Liu Yi, another nearby resident, takes her 4-year-old grandson for a walk along the greenway. She recalled the pier and concrete mixer that used to be here, churning up dust.
“But now, it has taken on a brand new look,” she said, with a note of pride in her voice.
The combination of greenbelt, forest belt, waterways, landscaped roads and boulevards is providing more green leisure space for local residents, according to the Shanghai Greenery and Public Sanitation Bureau.
About 447 kilometers of the 1,000 kilometers of greenway are completed. The whole project will be done by 2020.
Work on this year’s segment is one of 31 “lifestyle improvement projects” undertaken by the Shanghai government.
Included in the projects are greenways on the North Bund riverfront, the Pudong New Area, Zhapu Park in Putuo District, Kunxiu Lake in Songjiang District and Changxing Countryside Park in Chongming District.
The Hongkou riverfront greenway has four sections.
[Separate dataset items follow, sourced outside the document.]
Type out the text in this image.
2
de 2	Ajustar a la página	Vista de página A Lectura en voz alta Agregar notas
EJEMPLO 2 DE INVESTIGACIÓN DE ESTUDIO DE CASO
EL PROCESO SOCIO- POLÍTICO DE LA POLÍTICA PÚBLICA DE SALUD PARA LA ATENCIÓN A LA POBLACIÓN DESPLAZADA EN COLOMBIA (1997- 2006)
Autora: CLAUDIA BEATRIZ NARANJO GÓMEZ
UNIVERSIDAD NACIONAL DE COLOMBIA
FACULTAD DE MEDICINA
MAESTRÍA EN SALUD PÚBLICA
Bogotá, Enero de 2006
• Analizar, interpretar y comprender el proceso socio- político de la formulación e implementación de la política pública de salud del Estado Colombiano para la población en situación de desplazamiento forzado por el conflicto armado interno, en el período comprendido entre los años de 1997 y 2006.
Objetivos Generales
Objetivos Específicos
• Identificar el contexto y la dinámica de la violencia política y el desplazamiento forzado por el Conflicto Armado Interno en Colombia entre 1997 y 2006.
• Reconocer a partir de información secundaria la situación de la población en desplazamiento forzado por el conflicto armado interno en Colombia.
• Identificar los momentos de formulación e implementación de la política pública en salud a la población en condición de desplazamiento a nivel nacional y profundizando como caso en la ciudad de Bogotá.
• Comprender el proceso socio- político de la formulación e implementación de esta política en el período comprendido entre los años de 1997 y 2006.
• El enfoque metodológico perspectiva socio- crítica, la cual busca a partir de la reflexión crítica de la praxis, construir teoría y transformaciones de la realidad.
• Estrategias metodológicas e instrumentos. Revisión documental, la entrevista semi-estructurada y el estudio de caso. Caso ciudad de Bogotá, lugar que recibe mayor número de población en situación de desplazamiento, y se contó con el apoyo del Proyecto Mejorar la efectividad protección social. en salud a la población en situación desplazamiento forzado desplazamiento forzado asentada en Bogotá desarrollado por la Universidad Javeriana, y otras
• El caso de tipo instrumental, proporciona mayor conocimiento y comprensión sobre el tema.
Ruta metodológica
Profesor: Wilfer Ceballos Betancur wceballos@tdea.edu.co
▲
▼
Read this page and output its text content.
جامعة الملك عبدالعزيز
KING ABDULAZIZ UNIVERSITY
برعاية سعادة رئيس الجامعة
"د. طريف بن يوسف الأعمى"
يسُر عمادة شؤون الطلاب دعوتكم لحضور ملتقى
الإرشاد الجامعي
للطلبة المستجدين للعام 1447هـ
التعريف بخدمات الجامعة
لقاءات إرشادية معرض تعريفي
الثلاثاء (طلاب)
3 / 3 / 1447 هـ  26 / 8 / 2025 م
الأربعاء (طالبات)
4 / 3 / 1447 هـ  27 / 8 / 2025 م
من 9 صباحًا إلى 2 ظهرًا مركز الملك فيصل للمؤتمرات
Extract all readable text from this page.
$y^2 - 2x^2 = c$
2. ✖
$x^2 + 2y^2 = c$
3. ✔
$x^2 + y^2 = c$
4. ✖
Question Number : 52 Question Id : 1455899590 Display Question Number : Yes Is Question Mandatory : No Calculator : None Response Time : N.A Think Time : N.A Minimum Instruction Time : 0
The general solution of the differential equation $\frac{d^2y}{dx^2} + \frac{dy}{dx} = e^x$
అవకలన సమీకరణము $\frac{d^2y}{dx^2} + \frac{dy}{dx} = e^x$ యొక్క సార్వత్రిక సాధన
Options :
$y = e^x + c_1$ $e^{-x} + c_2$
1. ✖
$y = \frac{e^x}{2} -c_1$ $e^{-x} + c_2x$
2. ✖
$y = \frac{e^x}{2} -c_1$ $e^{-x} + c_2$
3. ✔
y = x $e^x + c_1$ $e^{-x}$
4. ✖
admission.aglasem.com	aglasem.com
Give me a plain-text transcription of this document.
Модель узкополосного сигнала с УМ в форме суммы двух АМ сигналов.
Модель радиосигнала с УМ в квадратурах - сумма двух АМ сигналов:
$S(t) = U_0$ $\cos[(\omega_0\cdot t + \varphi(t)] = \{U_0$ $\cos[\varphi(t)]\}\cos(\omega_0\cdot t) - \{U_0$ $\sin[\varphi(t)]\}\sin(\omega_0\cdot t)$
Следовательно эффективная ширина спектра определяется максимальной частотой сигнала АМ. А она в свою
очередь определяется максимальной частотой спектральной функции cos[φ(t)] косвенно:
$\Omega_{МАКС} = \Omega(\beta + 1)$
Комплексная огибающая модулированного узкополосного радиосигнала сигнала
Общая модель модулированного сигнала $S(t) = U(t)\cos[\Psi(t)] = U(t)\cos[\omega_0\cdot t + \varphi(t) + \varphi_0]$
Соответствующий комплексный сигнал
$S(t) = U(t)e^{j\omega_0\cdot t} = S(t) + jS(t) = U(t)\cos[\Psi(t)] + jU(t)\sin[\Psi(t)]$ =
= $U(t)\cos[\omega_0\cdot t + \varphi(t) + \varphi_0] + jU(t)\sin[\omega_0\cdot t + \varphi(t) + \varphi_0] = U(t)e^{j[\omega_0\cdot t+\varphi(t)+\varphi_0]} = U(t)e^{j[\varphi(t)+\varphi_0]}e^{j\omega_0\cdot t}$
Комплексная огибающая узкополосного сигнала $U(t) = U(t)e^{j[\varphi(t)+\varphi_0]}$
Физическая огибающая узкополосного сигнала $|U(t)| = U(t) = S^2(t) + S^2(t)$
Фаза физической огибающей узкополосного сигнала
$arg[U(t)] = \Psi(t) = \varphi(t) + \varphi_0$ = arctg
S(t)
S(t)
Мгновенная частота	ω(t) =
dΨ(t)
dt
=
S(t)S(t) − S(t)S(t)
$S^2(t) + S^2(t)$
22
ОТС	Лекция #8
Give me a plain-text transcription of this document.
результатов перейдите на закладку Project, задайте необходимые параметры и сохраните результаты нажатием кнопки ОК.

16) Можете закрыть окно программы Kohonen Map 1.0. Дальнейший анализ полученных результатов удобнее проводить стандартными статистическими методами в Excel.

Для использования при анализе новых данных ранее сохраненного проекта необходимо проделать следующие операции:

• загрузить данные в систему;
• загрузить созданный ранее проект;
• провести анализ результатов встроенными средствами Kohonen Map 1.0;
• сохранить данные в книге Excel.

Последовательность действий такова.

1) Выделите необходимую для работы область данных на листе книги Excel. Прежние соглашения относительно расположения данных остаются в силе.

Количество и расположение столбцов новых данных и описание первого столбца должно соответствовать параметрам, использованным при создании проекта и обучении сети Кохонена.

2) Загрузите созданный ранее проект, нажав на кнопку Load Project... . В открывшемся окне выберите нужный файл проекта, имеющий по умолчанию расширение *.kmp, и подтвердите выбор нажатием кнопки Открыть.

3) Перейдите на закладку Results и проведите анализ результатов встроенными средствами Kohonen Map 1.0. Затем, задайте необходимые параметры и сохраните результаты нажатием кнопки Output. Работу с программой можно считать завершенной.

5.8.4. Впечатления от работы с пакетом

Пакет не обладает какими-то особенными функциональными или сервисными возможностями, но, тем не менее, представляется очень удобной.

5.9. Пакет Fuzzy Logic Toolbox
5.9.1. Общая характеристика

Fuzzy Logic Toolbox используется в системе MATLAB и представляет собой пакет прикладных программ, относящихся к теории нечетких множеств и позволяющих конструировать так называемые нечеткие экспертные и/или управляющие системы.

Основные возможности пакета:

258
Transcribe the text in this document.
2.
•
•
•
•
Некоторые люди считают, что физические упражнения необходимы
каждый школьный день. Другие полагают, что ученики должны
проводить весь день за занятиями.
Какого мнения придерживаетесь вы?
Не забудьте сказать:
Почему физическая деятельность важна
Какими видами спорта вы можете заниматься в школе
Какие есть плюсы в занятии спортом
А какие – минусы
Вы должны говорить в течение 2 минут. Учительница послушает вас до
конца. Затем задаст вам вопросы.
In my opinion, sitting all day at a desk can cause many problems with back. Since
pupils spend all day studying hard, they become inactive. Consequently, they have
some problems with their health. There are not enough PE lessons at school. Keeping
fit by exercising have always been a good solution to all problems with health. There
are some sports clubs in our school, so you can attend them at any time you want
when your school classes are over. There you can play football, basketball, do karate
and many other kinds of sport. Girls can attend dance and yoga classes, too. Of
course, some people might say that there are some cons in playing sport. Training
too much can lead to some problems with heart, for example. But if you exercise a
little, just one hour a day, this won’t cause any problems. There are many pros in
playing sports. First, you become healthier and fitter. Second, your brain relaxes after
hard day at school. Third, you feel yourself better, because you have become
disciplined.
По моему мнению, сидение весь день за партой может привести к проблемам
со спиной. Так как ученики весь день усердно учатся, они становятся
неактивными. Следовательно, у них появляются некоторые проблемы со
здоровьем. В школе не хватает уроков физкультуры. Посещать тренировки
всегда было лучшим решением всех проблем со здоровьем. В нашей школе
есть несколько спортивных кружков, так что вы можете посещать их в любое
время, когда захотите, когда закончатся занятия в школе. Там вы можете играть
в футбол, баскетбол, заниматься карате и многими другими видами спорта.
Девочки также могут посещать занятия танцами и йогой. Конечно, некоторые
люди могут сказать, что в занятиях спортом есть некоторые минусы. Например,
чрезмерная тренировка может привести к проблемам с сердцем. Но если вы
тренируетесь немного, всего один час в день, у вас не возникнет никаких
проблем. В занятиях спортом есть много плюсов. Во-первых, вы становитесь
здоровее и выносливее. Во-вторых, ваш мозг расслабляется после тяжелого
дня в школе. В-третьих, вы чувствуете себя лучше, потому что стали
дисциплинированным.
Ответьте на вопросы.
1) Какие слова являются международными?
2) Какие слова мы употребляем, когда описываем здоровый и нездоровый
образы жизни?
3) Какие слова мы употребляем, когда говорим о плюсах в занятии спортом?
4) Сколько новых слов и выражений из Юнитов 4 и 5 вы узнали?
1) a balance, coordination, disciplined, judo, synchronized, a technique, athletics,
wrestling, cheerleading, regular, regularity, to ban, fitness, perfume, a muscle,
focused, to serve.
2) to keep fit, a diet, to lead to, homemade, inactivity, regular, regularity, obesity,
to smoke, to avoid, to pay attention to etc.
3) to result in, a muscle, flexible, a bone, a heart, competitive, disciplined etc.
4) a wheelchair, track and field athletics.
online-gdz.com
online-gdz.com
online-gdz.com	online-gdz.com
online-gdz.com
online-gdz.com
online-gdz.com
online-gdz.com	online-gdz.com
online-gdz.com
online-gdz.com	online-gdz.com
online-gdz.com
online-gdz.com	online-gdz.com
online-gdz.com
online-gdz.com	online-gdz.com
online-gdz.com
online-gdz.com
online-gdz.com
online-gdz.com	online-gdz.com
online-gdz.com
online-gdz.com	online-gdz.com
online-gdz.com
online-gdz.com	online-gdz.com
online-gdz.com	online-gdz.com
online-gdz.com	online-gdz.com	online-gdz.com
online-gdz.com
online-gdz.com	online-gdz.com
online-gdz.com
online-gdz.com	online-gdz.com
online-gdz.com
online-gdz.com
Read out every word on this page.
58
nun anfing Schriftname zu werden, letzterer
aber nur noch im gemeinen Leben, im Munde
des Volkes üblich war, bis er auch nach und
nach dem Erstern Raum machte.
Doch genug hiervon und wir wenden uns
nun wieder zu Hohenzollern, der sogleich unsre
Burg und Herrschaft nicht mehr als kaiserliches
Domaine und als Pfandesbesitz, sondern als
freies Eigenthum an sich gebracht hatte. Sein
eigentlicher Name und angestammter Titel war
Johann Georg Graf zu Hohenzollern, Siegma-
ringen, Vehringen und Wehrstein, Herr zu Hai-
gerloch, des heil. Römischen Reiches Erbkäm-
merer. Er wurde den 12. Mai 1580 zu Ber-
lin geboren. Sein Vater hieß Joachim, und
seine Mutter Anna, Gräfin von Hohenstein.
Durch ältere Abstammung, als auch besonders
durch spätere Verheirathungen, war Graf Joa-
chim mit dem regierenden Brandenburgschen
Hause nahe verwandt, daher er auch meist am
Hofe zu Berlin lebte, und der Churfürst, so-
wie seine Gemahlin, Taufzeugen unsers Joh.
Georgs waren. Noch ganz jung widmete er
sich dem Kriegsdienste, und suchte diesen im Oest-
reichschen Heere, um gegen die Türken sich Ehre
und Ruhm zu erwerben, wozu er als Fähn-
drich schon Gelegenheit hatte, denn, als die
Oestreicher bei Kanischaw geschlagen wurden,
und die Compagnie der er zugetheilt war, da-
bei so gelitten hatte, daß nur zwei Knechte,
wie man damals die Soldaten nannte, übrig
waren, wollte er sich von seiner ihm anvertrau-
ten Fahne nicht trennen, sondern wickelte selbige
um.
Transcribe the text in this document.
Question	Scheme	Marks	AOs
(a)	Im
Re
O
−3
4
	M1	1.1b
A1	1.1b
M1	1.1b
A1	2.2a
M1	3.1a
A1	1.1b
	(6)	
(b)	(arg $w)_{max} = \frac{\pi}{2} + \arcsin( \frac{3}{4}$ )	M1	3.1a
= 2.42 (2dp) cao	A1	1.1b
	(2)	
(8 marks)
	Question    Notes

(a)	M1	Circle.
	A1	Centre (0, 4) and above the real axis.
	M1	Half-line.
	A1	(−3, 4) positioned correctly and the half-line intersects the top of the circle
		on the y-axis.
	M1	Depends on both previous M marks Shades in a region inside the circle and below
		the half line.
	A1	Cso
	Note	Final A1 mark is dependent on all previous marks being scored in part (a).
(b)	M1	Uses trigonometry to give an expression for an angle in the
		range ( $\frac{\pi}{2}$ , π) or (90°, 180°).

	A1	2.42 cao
Red maples line both sides, along with a variety of colorful plants that include such hydrangea and day lilies.
Public restrooms and vending machines have been installed in the greenways, along with waterfront platforms where people can sit on benches and enjoy the views.
“It is a very beautiful place, with a nice view of Pudong’s Lujiazui,” said Wang Jindi, who lives about a kilometer away. “I like to come for a stroll and enjoy the sunshine.”
She said she takes a stroll there almost every day.
Garbage bins, lighting, benches and environment monitoring system have been installed on the greenways, and the pathways themselves are paved with environmental friendly permeable materials.